Bank Dunia Beri Alarm Peningkatan Utang di Negara Berkembang
kumparanBISNIS April 27, 2025 11:20 AM
Bank Dunia (World Bank) memberikan peringatan terkait lonjakan ketidakpastian perdagangan memperburuk persoalan utang yang di negara-negara berkembang. Namun, Bank Dunia memperkirakan bahwa pemangkasan tarif sendiri bisa menjadi solusi penting untuk mendorong pemulihan, kata Kepala Ekonom Bank Dunia, Indermit Gill.
Melansir Reuters, Minggu (27/4), Gill mengungkapkan bahwa para ekonom global kini dengan cepat memangkas proyeksi pertumbuhan ekonomi untuk negara maju, dan sedikit lebih moderat untuk negara berkembang.

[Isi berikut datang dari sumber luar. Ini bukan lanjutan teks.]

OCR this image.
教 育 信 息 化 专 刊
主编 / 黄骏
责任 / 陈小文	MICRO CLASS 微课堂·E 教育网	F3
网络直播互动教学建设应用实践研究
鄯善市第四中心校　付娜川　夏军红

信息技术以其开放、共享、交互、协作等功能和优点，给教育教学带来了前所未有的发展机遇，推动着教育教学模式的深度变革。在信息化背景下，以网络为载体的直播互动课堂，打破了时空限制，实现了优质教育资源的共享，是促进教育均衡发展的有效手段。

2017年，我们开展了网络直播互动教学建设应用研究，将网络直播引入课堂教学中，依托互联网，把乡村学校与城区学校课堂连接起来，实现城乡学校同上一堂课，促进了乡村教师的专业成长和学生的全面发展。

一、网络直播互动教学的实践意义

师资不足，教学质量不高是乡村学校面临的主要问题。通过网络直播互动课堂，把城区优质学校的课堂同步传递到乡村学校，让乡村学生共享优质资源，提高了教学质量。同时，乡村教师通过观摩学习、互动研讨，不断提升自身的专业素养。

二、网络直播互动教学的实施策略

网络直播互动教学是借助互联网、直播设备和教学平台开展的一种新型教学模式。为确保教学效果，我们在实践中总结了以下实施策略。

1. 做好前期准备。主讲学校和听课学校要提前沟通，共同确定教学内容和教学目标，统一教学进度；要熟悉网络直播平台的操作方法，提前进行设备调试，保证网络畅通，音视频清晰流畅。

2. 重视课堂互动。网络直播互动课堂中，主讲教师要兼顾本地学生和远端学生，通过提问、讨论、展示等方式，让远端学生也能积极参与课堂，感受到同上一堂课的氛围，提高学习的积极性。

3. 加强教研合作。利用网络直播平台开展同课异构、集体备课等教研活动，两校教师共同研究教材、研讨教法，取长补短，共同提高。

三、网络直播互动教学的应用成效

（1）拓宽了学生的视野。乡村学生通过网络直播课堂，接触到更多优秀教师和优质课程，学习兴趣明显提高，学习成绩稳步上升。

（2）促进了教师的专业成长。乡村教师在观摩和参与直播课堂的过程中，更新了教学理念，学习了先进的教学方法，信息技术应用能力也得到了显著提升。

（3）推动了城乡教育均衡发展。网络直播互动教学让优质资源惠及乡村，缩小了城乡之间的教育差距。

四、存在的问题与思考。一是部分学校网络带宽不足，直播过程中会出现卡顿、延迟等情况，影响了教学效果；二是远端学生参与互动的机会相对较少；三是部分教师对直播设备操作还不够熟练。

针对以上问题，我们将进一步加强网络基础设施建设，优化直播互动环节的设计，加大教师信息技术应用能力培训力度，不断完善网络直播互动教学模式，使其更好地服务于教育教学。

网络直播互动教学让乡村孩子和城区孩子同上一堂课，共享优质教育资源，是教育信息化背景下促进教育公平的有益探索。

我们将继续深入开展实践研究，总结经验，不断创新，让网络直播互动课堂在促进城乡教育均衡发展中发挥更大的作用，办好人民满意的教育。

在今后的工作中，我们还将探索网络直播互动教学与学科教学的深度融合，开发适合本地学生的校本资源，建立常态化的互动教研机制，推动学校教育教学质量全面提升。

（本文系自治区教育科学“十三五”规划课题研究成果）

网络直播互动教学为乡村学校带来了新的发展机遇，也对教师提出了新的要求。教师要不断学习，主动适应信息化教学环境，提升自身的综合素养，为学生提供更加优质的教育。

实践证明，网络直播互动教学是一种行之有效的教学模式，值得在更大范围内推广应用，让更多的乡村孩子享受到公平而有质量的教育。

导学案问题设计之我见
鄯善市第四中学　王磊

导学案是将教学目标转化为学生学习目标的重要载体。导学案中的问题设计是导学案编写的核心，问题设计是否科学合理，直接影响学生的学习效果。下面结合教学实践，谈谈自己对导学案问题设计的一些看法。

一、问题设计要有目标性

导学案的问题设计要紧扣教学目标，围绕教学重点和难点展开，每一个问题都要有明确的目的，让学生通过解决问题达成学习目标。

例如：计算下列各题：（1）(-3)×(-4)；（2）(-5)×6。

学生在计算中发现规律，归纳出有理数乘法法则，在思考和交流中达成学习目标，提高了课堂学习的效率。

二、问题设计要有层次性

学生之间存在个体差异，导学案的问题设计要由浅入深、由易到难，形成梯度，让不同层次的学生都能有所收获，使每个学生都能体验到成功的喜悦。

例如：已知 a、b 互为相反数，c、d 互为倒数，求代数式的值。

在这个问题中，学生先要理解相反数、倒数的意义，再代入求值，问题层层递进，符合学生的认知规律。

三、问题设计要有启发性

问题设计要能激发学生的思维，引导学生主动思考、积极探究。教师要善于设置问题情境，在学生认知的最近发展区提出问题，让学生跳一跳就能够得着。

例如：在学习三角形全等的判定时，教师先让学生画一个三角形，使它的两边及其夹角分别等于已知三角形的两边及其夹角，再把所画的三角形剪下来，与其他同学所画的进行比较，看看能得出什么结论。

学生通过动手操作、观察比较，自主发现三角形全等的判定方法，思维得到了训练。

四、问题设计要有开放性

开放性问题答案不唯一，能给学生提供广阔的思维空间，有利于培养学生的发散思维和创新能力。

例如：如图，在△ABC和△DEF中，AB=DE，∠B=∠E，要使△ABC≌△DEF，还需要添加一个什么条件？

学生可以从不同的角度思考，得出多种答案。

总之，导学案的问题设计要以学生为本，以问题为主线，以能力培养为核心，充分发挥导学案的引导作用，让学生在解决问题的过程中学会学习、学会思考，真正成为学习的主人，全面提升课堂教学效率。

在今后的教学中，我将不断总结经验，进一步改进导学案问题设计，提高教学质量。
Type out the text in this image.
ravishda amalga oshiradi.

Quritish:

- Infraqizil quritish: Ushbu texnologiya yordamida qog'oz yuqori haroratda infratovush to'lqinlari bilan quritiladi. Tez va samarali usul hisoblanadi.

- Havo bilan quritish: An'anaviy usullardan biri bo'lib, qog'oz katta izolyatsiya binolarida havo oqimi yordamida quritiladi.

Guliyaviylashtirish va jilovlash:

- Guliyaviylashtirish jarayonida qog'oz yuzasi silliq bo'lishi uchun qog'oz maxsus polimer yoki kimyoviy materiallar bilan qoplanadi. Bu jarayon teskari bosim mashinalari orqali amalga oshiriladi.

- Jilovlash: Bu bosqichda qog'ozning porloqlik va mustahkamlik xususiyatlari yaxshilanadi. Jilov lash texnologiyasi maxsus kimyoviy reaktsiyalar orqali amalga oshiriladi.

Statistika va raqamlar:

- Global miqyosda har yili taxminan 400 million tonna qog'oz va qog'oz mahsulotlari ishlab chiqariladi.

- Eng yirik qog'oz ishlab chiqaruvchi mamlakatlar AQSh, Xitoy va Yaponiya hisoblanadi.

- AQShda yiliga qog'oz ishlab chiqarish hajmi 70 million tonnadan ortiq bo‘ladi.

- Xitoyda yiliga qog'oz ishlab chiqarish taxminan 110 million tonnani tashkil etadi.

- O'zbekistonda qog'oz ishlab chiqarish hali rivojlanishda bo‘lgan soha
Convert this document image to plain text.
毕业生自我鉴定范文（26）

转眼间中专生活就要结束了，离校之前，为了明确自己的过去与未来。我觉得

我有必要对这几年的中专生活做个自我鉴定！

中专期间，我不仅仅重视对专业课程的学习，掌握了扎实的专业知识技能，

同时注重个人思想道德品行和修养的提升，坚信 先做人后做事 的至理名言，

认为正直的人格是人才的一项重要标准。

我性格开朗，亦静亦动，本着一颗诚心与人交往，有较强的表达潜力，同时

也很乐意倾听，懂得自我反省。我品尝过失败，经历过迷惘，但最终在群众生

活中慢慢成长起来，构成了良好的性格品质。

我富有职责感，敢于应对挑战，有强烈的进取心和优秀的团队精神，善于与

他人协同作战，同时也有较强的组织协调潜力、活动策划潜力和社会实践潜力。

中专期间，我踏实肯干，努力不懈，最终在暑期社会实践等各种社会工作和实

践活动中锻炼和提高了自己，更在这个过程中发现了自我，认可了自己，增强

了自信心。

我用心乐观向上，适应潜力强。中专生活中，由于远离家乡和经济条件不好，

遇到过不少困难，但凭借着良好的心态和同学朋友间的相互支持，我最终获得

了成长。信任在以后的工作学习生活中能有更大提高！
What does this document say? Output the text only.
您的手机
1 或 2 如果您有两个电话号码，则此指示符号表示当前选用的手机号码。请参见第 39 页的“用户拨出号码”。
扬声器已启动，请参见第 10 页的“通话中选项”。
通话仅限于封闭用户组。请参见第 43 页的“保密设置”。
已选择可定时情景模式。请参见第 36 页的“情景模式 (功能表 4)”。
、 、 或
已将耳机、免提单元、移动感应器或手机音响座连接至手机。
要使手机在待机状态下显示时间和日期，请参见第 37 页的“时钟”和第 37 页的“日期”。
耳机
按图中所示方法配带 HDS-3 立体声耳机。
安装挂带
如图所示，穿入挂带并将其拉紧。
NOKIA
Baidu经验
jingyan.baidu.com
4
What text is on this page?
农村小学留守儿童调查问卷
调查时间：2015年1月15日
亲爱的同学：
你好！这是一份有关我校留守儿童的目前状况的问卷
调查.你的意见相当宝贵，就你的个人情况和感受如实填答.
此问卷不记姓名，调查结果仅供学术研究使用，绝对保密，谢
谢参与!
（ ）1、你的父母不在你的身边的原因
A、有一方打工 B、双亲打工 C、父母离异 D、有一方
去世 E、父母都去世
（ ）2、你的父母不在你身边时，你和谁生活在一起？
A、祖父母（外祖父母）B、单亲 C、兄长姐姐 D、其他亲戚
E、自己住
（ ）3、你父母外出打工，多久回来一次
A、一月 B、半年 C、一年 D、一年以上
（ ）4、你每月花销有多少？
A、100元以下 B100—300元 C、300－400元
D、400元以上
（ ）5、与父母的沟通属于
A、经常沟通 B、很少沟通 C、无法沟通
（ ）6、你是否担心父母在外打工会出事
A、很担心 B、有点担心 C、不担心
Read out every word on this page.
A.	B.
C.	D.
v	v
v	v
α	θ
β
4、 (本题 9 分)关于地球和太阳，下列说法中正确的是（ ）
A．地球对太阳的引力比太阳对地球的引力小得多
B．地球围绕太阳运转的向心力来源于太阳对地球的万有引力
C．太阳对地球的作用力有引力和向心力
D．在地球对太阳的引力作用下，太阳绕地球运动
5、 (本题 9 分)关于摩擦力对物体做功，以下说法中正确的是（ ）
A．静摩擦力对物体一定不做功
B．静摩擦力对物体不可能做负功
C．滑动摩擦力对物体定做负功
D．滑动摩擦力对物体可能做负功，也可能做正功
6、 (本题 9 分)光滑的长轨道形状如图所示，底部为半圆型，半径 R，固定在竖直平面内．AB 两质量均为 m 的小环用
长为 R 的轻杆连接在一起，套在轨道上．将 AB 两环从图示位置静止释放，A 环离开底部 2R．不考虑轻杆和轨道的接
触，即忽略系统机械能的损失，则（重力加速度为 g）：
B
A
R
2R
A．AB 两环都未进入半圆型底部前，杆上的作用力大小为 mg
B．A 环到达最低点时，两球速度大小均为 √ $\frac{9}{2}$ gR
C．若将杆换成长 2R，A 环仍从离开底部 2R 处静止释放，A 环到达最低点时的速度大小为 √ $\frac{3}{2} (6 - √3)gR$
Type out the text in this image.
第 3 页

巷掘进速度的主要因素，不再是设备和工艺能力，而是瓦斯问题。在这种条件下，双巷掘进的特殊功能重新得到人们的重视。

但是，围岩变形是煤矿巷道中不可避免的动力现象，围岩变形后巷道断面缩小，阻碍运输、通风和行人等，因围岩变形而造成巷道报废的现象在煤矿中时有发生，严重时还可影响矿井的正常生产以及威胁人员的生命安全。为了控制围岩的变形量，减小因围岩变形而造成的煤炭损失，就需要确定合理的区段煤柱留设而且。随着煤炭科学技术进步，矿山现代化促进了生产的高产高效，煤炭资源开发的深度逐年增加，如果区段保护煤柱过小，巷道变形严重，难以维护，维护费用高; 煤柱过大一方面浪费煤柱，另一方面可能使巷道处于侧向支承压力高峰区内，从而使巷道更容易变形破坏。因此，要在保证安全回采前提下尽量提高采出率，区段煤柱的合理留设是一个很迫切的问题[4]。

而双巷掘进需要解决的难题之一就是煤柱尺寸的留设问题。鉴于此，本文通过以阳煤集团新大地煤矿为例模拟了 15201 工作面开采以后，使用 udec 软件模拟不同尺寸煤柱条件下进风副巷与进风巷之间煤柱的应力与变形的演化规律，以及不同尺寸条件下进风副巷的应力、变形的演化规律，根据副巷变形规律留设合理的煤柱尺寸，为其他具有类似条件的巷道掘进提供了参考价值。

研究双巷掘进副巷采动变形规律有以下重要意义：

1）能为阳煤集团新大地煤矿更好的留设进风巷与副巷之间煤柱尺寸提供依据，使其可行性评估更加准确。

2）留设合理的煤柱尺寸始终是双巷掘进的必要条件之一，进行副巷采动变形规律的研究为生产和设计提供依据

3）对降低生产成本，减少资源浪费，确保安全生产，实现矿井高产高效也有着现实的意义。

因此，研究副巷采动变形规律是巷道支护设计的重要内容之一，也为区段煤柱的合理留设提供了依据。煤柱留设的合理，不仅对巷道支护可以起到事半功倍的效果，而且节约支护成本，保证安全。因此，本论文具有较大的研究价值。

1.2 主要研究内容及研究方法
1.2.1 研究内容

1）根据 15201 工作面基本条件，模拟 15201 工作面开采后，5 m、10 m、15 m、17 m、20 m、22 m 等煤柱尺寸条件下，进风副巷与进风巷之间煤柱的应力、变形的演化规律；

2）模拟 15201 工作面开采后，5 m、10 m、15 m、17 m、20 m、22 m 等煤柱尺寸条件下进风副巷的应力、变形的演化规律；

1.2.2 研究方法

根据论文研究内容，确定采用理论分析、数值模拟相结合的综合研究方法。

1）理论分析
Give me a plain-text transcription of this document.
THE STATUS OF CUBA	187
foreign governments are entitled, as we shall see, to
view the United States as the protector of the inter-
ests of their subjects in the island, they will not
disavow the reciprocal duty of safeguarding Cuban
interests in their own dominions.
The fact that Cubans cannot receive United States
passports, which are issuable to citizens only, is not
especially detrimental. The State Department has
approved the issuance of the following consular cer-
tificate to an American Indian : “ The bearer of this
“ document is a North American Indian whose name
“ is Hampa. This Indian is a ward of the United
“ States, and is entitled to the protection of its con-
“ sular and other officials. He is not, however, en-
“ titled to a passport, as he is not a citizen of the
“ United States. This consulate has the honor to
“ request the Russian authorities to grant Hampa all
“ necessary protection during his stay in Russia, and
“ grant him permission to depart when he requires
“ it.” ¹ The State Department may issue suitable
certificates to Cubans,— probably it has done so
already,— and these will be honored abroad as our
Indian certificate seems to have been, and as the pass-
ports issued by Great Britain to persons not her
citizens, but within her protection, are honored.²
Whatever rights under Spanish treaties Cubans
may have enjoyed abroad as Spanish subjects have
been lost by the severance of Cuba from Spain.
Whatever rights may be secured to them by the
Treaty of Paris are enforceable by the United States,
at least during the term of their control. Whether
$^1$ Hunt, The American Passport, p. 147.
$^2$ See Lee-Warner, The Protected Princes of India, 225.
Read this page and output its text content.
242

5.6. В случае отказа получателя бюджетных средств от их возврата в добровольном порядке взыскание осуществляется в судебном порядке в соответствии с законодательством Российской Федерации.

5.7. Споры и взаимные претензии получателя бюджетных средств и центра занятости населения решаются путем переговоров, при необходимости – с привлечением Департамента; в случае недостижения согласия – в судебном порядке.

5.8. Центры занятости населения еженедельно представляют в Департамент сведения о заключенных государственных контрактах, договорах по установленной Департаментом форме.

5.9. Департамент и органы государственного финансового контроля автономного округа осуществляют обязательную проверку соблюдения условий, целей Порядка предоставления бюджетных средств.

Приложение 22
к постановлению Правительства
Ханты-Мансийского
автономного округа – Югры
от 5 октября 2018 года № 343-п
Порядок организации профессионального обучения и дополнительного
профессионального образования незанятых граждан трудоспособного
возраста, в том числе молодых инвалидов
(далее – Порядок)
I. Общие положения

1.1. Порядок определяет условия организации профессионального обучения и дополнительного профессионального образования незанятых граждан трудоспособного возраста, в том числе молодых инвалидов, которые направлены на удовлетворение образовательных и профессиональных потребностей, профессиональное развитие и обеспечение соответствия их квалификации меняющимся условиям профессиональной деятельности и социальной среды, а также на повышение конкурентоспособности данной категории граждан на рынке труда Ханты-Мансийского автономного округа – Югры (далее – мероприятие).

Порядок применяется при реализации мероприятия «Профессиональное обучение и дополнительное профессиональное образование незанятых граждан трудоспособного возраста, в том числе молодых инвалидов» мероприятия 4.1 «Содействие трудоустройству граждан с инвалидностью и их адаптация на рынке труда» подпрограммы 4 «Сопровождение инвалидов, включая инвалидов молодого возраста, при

Hal ini akibat pemberlakuan tarif yang diumumkan oleh Presiden AS Donald Trump.
Pertemuan Musim Semi International Monetary Fund (IMF) dan Bank Dunia (World Bank) pekan ini di Washington didominasi oleh kekhawatiran atas dampak ekonomi dari tarif AS yang mencapai rekor tertinggi dalam satu abad, serta tarif balasan yang diumumkan oleh China, Uni Eropa, Kanada, dan negara lainnya.
IMF pada Selasa (22/4) memangkas proyeksi ekonominya untuk AS, China, dan sebagian besar negara lain, serta memperingatkan bahwa ketegangan perdagangan lebih lanjut akan semakin memperlambat pertumbuhan. IMF memperkirakan pertumbuhan ekonomi global sebesar 2,8 persen pada 2025, turun setengah poin persentase dari proyeksi bulan Januari.
Kantor Pusat Bank Dunia (World Bank). Foto: Reuters
zoom-in-whitePerbesar
Kantor Pusat Bank Dunia (World Bank). Foto: Reuters
Sementara itu, Bank Dunia baru akan merilis prakiraan ekonomi pada Juni, tetapi Gill mengatakan konsensus ekonom menunjukkan revisi tajam ke bawah untuk proyeksi pertumbuhan dan perdagangan global. Indeks ketidakpastian, yang sebelumnya sudah tinggi, melonjak tajam usai langkah tarif Trump pada 2 April.
Gill menekankan bahwa tidak seperti krisis global 2008–2009 atau pandemi COVID-19, guncangan kali ini berasal langsung dari kebijakan pemerintah, yang artinya dampaknya bisa dibalikkan jika ada keputusan politik yang tepat.
Ia memperingatkan bahwa krisis ini akan semakin menekan pertumbuhan di pasar negara berkembang, yang sebelumnya sudah melambat dari kisaran 6 persen dua dekade lalu. Pertumbuhan perdagangan global diproyeksikan hanya mencapai 1,5 persen, jauh di bawah rata-rata 8 persen di tahun 2000-an.
“Jadi ini perlambatan mendadak di tengah kondisi yang memang sudah lemah,” ujarnya. Ia juga mencatat, arus portofolio dan investasi asing langsung (FDI) ke negara berkembang mengalami tren penurunan, mirip dengan pola yang terjadi pada krisis-krisis sebelumnya.
“FDI pernah 5 persen dari PDB di masa jayanya. Sekarang hanya sekitar 1 persen. Jadi baik aliran portofolio maupun FDI sama-sama menurun,” jelasnya.
Situasi Bisa Memburuk
Gill juga menyuarakan kekhawatiran soal beban utang. Ia menuturkan, separuh dari 150 negara berkembang dan pasar negara berkembang kini sudah dalam kondisi gagal bayar atau berisiko tinggi mengalaminya, dua kali lipat dari tingkat pada 2024. Situasi ini bisa memburuk jika pertumbuhan global terus melambat dan suku bunga tetap tinggi.
“Jika pertumbuhan global melemah, perdagangan menurun, dan tekanan ekonomi meningkat, makin banyak negara akan jatuh dalam krisis utang, termasuk negara-negara pengekspor komoditas,” ungkapnya.
Gill menambahkan bahwa rasio pembayaran bunga bersih terhadap PDB kini mencapai 12 persen di pasar negara berkembang, meningkat dari 7 persen pada 2014, dan kembali ke level krisis 1990-an. Sementara di negara-negara miskin, beban pembayaran utang kini mencapai 20 persen dari PDB, dua kali lipat dibandingkan satu dekade lalu.